Rustc oddities

NFC normalisation for lifetime/label

Identifiers are normalised to NFC, which means that Kelvin and Kelvin are treated as representing the same identifier. See rfc2457.

But this doesn't happen for lifetimes or labels, so 'Kelvin and 'Kelvin are different as lifetimes or labels.

For example, this compiles without warning in Rust 1.86, while this doesn't.

In this writeup, the represented identifier attribute of Identifier and RawIdentifier fine-grained tokens is in NFC, and the name attribute of LifetimeOrLabel and RawLifetimeOrLabel tokens isn't.

I think this behaviour is a promising candidate for provoking the "Wait...that's what we currently do? We should fix that." reaction to being given a spec to review.

Filed as rustc #126759.

Nested block comments

The Reference says "Nested block comments are supported".

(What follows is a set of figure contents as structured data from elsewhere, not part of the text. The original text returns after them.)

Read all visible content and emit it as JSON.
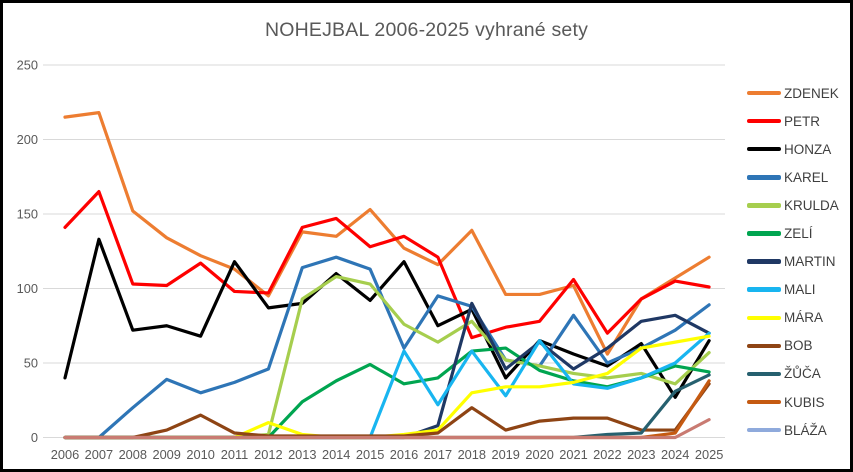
{
  "chart_title": "NOHEJBAL 2006-2025 vyhrané sety",
  "chart_data": {
    "type": "line",
    "title": "NOHEJBAL 2006-2025 vyhrané sety",
    "xlabel": "",
    "ylabel": "",
    "ylim": [
      0,
      250
    ],
    "y_ticks": [
      0,
      50,
      100,
      150,
      200,
      250
    ],
    "grid": true,
    "legend_position": "right",
    "categories": [
      "2006",
      "2007",
      "2008",
      "2009",
      "2010",
      "2011",
      "2012",
      "2013",
      "2014",
      "2015",
      "2016",
      "2017",
      "2018",
      "2019",
      "2020",
      "2021",
      "2022",
      "2023",
      "2024",
      "2025"
    ],
    "series": [
      {
        "name": "ZDENEK",
        "color": "#ED7D31",
        "values": [
          215,
          218,
          152,
          134,
          122,
          113,
          95,
          138,
          135,
          153,
          127,
          116,
          139,
          96,
          96,
          102,
          56,
          93,
          107,
          121
        ]
      },
      {
        "name": "PETR",
        "color": "#FE0000",
        "values": [
          141,
          165,
          103,
          102,
          117,
          98,
          97,
          141,
          147,
          128,
          135,
          121,
          67,
          74,
          78,
          106,
          70,
          93,
          105,
          101
        ]
      },
      {
        "name": "HONZA",
        "color": "#000000",
        "values": [
          40,
          133,
          72,
          75,
          68,
          118,
          87,
          90,
          110,
          92,
          118,
          75,
          86,
          40,
          65,
          56,
          48,
          63,
          27,
          65
        ]
      },
      {
        "name": "KAREL",
        "color": "#2E75B6",
        "values": [
          0,
          0,
          20,
          39,
          30,
          37,
          46,
          114,
          121,
          113,
          60,
          95,
          88,
          52,
          48,
          82,
          50,
          60,
          72,
          89
        ]
      },
      {
        "name": "KRULDA",
        "color": "#A6CE4E",
        "values": [
          0,
          0,
          0,
          0,
          0,
          0,
          2,
          93,
          108,
          103,
          76,
          64,
          78,
          52,
          48,
          43,
          40,
          43,
          36,
          57
        ]
      },
      {
        "name": "ZELÍ",
        "color": "#00A550",
        "values": [
          0,
          0,
          0,
          0,
          0,
          0,
          0,
          24,
          38,
          49,
          36,
          40,
          58,
          60,
          45,
          38,
          34,
          40,
          48,
          44
        ]
      },
      {
        "name": "MARTIN",
        "color": "#1F3864",
        "values": [
          0,
          0,
          0,
          0,
          0,
          0,
          0,
          0,
          0,
          0,
          0,
          8,
          90,
          46,
          64,
          46,
          60,
          78,
          82,
          70
        ]
      },
      {
        "name": "MALI",
        "color": "#18B5F0",
        "values": [
          0,
          0,
          0,
          0,
          0,
          0,
          0,
          0,
          0,
          0,
          58,
          22,
          58,
          28,
          65,
          36,
          33,
          40,
          50,
          70
        ]
      },
      {
        "name": "MÁRA",
        "color": "#FFFF00",
        "values": [
          0,
          0,
          0,
          0,
          0,
          0,
          10,
          2,
          0,
          0,
          2,
          5,
          30,
          34,
          34,
          37,
          43,
          60,
          64,
          68
        ]
      },
      {
        "name": "BOB",
        "color": "#8E4414",
        "values": [
          0,
          0,
          0,
          5,
          15,
          3,
          1,
          1,
          1,
          1,
          1,
          3,
          20,
          5,
          11,
          13,
          13,
          5,
          5,
          36
        ]
      },
      {
        "name": "ŽŮČA",
        "color": "#26606F",
        "values": [
          0,
          0,
          0,
          0,
          0,
          0,
          0,
          0,
          0,
          0,
          0,
          0,
          0,
          0,
          0,
          0,
          2,
          3,
          31,
          42
        ]
      },
      {
        "name": "KUBIS",
        "color": "#C55A11",
        "values": [
          0,
          0,
          0,
          0,
          0,
          0,
          0,
          0,
          0,
          0,
          0,
          0,
          0,
          0,
          0,
          0,
          0,
          0,
          3,
          38
        ]
      },
      {
        "name": "BLÁŽA",
        "color": "#8FAADC",
        "line_color": "#C97B72",
        "values": [
          0,
          0,
          0,
          0,
          0,
          0,
          0,
          0,
          0,
          0,
          0,
          0,
          0,
          0,
          0,
          0,
          0,
          0,
          0,
          12
        ]
      }
    ],
    "axis_tick_color": "#595959",
    "gridline_color": "#D9D9D9"
  }
}
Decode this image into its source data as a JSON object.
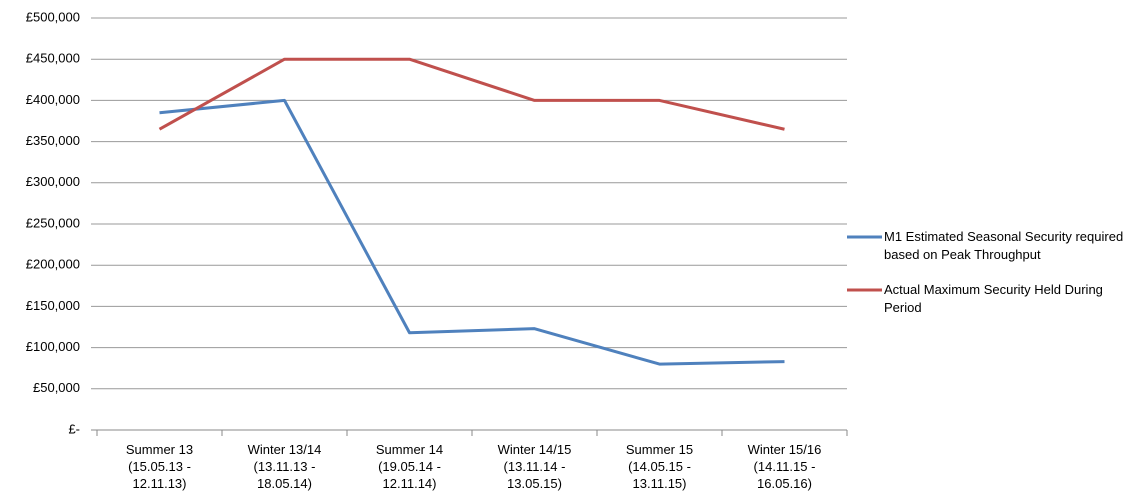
{
  "chart_data": {
    "type": "line",
    "categories": [
      "Summer 13\n(15.05.13 -\n12.11.13)",
      "Winter 13/14\n(13.11.13 -\n18.05.14)",
      "Summer 14\n(19.05.14 -\n12.11.14)",
      "Winter 14/15\n(13.11.14 -\n13.05.15)",
      "Summer 15\n(14.05.15 -\n13.11.15)",
      "Winter 15/16\n(14.11.15 -\n16.05.16)"
    ],
    "series": [
      {
        "name": "M1 Estimated Seasonal Security required based on Peak Throughput",
        "color": "#4f81bd",
        "values": [
          385000,
          400000,
          118000,
          123000,
          80000,
          83000
        ]
      },
      {
        "name": "Actual Maximum Security Held During Period",
        "color": "#c0504d",
        "values": [
          365000,
          450000,
          450000,
          400000,
          400000,
          365000
        ]
      }
    ],
    "ylim": [
      0,
      500000
    ],
    "yticks": [
      {
        "value": 0,
        "label": "£-"
      },
      {
        "value": 50000,
        "label": "£50,000"
      },
      {
        "value": 100000,
        "label": "£100,000"
      },
      {
        "value": 150000,
        "label": "£150,000"
      },
      {
        "value": 200000,
        "label": "£200,000"
      },
      {
        "value": 250000,
        "label": "£250,000"
      },
      {
        "value": 300000,
        "label": "£300,000"
      },
      {
        "value": 350000,
        "label": "£350,000"
      },
      {
        "value": 400000,
        "label": "£400,000"
      },
      {
        "value": 450000,
        "label": "£450,000"
      },
      {
        "value": 500000,
        "label": "£500,000"
      }
    ],
    "grid": true,
    "legend": "right"
  }
}
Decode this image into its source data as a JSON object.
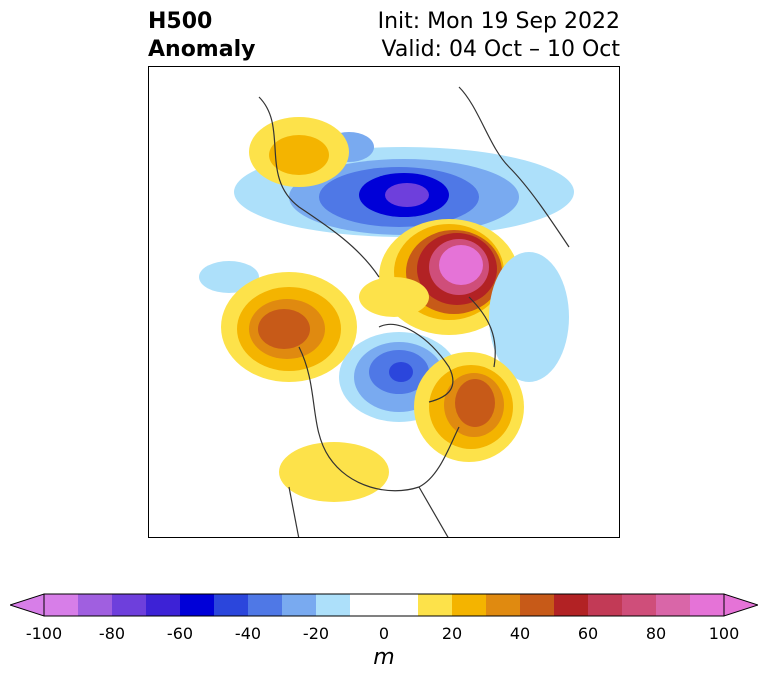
{
  "title": {
    "left_line1": "H500",
    "left_line2": "Anomaly",
    "right_line1": "Init: Mon 19 Sep 2022",
    "right_line2": "Valid: 04 Oct – 10 Oct"
  },
  "colorbar": {
    "unit": "m",
    "tick_labels": [
      "-100",
      "-80",
      "-60",
      "-40",
      "-20",
      "0",
      "20",
      "40",
      "60",
      "80",
      "100"
    ],
    "colors": [
      "#d77ee8",
      "#a05fe0",
      "#6e3fdc",
      "#3d22d6",
      "#0000d8",
      "#2b46dc",
      "#4f78e6",
      "#79aaf0",
      "#ade0fa",
      "#ffffff",
      "#ffffff",
      "#fde24a",
      "#f4b400",
      "#e08a10",
      "#c75a18",
      "#b22224",
      "#c23a56",
      "#cf4e7a",
      "#d966a8",
      "#e573d7"
    ],
    "min": -100,
    "max": 100,
    "step": 10
  }
}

Rustc implements this by counting occurrences of /* and */, matching greedily. That means it rejects forms like /* xyz /*/.

This writeup includes a !"/*" subexpression in the BLOCK_COMMENT_CONTENT definition to match rustc's behaviour.

The grammar production in the Reference seems to be written to assume that these forms should be accepted (but I think it's garbled anyway: it accepts /* /* */).

I haven't seen any discussion of whether this rustc behaviour is considered desirable.

Restriction on e-suffixes

With the implementation of pr131656 as of 2025-04-27, support for numeric literal suffixes beginning with e or E is incomplete, and rejects some (very obscure) cases.

A numeric literal token is rejected if:

  • it doesn't have an exponent; and
  • it has a suffix of the following form:
    • begins with e or E
    • immediately followed by one or more _ characters
    • immediately followed by a character which has the XID_Continue property but not XID_Start.

For example, 123e_· is rejected.

The Reserved_float_e_suffix_restriction and Reserved_integer_e_suffix_restriction nonterminals describe this restriction in the grammar.